The main threats for the company are the ones that were already acknowledged by management during their last earnings call. The company is very sensitive to macroeconomic uncertainty and a drop in GDP. The courier sector is very much connected to the GDP number, so if this one drops, this will likely have a bad influence on the business of Deutsche Post. I think the company is positioning itself very well to be able to cope with a worsening environment and looking at the earnings call, we can see management is very aware of the current economic turmoil. But even though management is very well prepared, a drop in consumer spending will result in less production and less demand for delivery and transport services. This drop is inevitable and needs to be priced in if you believe a severe recession is incoming.

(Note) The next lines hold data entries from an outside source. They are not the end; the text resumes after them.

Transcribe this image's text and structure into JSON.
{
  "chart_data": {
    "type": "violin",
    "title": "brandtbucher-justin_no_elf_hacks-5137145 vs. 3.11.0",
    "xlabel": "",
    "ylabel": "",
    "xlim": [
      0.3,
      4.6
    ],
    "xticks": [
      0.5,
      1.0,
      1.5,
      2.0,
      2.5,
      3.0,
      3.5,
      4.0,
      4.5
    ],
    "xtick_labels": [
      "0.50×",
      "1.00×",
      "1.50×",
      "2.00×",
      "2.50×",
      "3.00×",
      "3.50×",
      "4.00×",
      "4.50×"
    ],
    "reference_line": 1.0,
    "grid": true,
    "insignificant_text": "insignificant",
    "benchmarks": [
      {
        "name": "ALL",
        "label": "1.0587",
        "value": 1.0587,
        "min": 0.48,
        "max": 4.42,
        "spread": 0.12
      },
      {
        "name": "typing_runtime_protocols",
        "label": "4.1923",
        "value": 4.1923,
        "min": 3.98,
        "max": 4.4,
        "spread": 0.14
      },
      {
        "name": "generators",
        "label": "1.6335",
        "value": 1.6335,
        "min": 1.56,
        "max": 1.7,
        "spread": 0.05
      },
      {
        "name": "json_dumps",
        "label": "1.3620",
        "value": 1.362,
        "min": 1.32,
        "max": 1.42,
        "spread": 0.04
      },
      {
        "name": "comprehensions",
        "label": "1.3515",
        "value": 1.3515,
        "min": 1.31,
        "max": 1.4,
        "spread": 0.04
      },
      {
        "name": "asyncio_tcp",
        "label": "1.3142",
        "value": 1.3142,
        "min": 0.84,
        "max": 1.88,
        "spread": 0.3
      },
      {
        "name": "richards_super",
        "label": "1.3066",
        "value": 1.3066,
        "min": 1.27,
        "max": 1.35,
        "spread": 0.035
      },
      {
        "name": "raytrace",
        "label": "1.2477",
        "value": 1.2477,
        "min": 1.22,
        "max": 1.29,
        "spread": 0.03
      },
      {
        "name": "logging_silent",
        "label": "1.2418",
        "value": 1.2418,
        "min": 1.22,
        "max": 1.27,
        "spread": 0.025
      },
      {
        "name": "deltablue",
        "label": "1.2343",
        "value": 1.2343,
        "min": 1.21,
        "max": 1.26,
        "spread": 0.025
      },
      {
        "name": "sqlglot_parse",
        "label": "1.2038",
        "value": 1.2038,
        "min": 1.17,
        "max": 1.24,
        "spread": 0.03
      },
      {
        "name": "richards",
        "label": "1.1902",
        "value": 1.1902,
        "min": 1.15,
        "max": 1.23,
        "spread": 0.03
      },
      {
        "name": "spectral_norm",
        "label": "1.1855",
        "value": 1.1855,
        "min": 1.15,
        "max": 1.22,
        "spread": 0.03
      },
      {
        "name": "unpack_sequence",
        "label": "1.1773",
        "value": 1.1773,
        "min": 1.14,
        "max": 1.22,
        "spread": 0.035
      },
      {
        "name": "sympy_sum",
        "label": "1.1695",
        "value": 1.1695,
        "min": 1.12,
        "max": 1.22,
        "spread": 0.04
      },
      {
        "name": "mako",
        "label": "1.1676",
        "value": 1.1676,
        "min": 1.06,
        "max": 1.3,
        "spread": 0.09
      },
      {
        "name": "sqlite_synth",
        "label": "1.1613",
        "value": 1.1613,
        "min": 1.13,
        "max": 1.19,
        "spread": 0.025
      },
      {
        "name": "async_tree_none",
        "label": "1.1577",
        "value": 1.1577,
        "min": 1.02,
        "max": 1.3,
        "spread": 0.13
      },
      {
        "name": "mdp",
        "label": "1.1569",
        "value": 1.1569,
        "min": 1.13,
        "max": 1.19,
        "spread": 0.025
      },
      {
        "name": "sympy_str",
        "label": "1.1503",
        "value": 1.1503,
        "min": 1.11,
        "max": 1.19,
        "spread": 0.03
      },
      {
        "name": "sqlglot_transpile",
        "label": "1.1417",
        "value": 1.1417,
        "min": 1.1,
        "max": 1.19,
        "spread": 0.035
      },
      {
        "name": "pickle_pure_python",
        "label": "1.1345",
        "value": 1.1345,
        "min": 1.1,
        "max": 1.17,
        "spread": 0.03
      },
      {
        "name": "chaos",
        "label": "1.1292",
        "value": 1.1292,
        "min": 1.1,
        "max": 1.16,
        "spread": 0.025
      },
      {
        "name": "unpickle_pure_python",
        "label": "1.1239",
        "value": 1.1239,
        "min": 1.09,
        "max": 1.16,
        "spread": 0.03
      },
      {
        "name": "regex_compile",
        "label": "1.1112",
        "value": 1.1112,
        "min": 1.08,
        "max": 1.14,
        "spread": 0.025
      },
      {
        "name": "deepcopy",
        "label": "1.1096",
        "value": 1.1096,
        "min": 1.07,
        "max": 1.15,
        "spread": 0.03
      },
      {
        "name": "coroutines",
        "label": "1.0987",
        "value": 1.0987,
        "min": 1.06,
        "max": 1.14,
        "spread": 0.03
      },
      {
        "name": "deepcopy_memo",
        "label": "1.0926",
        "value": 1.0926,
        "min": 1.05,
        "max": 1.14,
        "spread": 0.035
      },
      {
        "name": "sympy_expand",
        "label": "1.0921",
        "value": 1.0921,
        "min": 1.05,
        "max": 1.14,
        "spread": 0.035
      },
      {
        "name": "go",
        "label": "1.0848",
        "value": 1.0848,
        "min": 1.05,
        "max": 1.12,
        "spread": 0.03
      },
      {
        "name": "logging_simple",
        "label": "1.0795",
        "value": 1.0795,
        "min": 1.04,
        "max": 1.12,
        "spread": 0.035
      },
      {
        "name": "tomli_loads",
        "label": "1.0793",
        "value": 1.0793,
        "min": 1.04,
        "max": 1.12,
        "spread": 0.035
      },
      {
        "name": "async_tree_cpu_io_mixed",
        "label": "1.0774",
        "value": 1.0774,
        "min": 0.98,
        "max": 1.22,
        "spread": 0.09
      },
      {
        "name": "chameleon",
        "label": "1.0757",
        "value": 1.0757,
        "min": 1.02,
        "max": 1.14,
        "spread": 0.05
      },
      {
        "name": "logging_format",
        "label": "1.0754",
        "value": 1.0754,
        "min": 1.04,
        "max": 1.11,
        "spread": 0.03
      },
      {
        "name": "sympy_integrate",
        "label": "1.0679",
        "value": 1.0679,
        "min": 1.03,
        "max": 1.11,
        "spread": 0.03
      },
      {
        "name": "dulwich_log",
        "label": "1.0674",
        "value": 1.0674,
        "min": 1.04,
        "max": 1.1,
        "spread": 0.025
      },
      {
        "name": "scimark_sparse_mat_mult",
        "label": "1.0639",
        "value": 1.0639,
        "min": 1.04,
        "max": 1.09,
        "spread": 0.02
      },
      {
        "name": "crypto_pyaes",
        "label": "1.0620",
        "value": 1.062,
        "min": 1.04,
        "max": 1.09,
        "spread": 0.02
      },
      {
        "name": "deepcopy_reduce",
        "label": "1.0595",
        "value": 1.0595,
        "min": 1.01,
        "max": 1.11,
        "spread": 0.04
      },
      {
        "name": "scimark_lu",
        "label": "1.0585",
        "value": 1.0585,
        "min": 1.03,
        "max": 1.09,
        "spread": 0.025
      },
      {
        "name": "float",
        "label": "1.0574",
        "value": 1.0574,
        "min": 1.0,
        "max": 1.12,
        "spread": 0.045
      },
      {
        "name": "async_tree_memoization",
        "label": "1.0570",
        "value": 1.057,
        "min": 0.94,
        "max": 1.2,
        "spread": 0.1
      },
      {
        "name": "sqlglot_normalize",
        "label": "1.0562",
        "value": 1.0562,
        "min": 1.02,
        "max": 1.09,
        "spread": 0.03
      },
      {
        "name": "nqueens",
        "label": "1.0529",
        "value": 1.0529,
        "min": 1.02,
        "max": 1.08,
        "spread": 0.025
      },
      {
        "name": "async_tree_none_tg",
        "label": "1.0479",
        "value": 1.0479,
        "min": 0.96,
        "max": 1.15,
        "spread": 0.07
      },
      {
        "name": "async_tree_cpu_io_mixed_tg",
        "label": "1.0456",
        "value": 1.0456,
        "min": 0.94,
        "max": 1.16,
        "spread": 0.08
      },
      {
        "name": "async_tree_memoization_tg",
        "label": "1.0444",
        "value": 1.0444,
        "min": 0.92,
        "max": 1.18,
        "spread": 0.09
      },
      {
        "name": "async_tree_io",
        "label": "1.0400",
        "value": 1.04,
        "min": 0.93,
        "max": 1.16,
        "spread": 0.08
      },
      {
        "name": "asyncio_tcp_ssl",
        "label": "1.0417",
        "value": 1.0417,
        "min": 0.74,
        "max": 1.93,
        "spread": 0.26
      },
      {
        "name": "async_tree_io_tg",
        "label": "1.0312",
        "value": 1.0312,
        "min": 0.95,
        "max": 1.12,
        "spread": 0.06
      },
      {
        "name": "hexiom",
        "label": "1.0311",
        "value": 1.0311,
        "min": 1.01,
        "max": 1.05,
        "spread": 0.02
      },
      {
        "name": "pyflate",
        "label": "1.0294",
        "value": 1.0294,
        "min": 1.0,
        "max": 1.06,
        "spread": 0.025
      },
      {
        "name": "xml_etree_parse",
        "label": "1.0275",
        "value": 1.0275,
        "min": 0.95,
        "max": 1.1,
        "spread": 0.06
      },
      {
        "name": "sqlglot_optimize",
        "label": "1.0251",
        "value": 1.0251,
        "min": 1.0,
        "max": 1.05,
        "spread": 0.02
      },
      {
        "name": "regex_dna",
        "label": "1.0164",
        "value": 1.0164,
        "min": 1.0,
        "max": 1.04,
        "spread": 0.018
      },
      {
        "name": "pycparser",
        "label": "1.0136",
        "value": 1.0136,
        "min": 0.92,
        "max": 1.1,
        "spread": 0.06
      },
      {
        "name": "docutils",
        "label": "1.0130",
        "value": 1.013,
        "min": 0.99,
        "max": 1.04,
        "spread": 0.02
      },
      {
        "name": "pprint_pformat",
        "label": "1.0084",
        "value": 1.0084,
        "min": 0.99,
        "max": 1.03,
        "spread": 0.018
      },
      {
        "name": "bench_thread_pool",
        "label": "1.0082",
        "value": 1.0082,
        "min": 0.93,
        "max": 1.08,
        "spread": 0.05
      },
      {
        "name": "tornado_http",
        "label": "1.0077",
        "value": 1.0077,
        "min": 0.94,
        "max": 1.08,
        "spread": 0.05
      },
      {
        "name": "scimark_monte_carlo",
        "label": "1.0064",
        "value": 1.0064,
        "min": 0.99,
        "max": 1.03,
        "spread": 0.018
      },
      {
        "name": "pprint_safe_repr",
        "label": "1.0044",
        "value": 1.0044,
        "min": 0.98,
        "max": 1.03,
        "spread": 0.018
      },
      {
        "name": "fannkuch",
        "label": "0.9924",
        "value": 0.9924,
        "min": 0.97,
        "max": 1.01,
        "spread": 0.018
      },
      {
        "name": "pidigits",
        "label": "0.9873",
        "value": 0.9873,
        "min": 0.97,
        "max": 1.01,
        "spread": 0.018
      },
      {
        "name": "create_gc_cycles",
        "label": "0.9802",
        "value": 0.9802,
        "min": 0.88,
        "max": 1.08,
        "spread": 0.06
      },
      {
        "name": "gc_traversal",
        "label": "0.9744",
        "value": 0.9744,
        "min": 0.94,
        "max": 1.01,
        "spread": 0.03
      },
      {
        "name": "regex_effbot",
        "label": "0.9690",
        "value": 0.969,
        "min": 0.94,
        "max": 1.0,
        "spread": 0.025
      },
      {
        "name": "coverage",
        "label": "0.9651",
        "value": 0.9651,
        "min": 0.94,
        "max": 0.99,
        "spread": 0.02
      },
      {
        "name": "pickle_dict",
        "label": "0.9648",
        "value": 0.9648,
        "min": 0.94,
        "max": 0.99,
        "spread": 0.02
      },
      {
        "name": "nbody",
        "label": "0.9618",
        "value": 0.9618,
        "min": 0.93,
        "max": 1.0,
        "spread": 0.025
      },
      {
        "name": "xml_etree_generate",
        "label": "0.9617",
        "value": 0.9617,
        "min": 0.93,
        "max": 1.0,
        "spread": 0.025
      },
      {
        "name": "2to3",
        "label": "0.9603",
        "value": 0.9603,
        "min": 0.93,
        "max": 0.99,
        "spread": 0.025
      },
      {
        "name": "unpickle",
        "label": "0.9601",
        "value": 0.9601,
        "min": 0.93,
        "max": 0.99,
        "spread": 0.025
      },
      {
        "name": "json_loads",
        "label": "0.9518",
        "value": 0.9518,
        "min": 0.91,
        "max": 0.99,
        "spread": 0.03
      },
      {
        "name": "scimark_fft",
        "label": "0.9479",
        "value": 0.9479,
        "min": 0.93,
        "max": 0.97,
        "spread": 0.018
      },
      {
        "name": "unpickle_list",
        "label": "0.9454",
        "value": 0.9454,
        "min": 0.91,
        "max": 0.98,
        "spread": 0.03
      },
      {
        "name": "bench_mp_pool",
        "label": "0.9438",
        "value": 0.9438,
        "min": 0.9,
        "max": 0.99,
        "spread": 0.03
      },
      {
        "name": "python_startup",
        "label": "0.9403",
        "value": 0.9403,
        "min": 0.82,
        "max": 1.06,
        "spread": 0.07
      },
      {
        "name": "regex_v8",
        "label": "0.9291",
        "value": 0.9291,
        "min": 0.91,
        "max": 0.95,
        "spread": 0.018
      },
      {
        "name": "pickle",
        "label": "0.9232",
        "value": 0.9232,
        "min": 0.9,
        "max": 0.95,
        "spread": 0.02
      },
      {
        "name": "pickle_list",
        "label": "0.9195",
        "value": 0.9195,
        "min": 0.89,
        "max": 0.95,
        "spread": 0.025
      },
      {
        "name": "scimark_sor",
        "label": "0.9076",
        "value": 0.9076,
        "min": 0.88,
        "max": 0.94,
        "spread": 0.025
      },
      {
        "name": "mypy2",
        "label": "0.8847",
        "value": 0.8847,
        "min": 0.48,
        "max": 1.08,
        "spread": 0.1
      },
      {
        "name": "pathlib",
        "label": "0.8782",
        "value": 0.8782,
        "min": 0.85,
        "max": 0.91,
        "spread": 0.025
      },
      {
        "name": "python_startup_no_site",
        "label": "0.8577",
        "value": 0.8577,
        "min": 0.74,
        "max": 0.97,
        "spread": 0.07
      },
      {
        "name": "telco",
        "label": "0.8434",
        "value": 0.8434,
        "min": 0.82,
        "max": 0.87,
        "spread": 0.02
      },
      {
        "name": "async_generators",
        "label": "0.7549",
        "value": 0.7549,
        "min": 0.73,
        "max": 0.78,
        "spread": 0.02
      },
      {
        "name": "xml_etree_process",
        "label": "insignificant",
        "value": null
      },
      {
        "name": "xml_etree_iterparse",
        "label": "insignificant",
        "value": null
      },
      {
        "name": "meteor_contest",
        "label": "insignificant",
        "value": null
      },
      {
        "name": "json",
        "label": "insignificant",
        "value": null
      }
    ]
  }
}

I do believe the only threat for this company is this economic slowdown. The moat of the company is too strong and the barriers to enter this industry are too high. Companies and consumers appreciate their delivery platform, which they have already been using for years.

Conclusion

Deutsche Post has a very solid balance sheet with no short-term debt and plenty of cash. The 5.78% dividend yield makes the stock very appealing and is well covered by its 40% payout ratio. During the latest earnings call management committed once again to their outlook and the company looks like it is heading towards a record year. Management was very clear about the possible risks for the company in the near term, concerning a slowing GDP and less consumer spending, with the risks of a recession in the near term. Despite all their challenges, management did not seem impressed. I do not see any problems for Deutsche Post apart from the economy but if we look at the current valuation, I believe investors already priced in a severe recession. If the economy does not enter a recession or only a very mild one, then the company could see a lot of upside.

A growing E-commerce business and a growing economy will be a boost for the company. I do believe under normal circumstances the growth will go down compared to the last couple of years, but from its current valuation, double-digit returns over the next 5 years don’t seem unlikely.

I rate the company a buy. I think Deutsche Post is a good place to put your money.